Sauvignon Republic vineyards are located in the Wairau Valley.

It is one of two river valleys that make up New Zealand's Marlborough wine region. Most vineyards surround the town of Blenheim in the north-eastern corner of the South Island, near where the Wairau River meets the Pacific Ocean. Sauvignon Blanc is by far the most important grape variety planted here, producing distinctively aromatic white wines with flavors of gooseberry, passion fruit and fresh herbs.

The Wairau Valley is a wide river valley that follows the Wairau River from the Spenser Mountains in the west to the Pacific at Cloudy Bay. The Richmond Mountains in the north separate it from the sunny region of Nelson, and the Wither Hills in the south protect the valley from harsh weather systems from the south-east. 

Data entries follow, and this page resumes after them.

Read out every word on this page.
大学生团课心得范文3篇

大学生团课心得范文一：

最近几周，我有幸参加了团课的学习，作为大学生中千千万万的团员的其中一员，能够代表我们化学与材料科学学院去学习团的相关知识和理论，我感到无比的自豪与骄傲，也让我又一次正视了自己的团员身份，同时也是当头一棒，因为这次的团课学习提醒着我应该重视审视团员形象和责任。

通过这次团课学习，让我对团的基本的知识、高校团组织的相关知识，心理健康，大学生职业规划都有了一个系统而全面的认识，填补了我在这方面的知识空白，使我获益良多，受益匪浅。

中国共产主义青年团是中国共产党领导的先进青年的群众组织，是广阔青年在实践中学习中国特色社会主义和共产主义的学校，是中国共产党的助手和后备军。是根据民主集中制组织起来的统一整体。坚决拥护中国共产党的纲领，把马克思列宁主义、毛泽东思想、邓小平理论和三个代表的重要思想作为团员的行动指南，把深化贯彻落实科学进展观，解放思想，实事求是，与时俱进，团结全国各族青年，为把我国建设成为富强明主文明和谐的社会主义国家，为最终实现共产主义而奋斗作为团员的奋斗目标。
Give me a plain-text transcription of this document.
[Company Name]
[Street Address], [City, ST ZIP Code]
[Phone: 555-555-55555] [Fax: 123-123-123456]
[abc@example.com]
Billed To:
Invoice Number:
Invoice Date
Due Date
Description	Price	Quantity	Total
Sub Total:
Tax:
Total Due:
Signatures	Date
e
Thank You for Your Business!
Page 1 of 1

The valley's soil profiles are the most distinct feature defining the character of wines produced here. Shallow, stony and fast-draining soil along the river terraces aid infertility, a condition which perfectly suits Sauvignon Blanc. Further from the river, in the hills, the soils have a higher proportion of clay and silt. These soils retain slightly more moisture for the vines, which leads to a more herbaceous character in the resultant wines.

Wairau Valley has a warm, dry climate that is moderated during the growing season by sea breezes from Cloudy Bay. Hot sunshine during the day and cold ocean winds at night extend the ripening period, leading to a balance of fruit complexity and acidity. This diurnal temperature variation is essential to the quality in the Wairau Valley.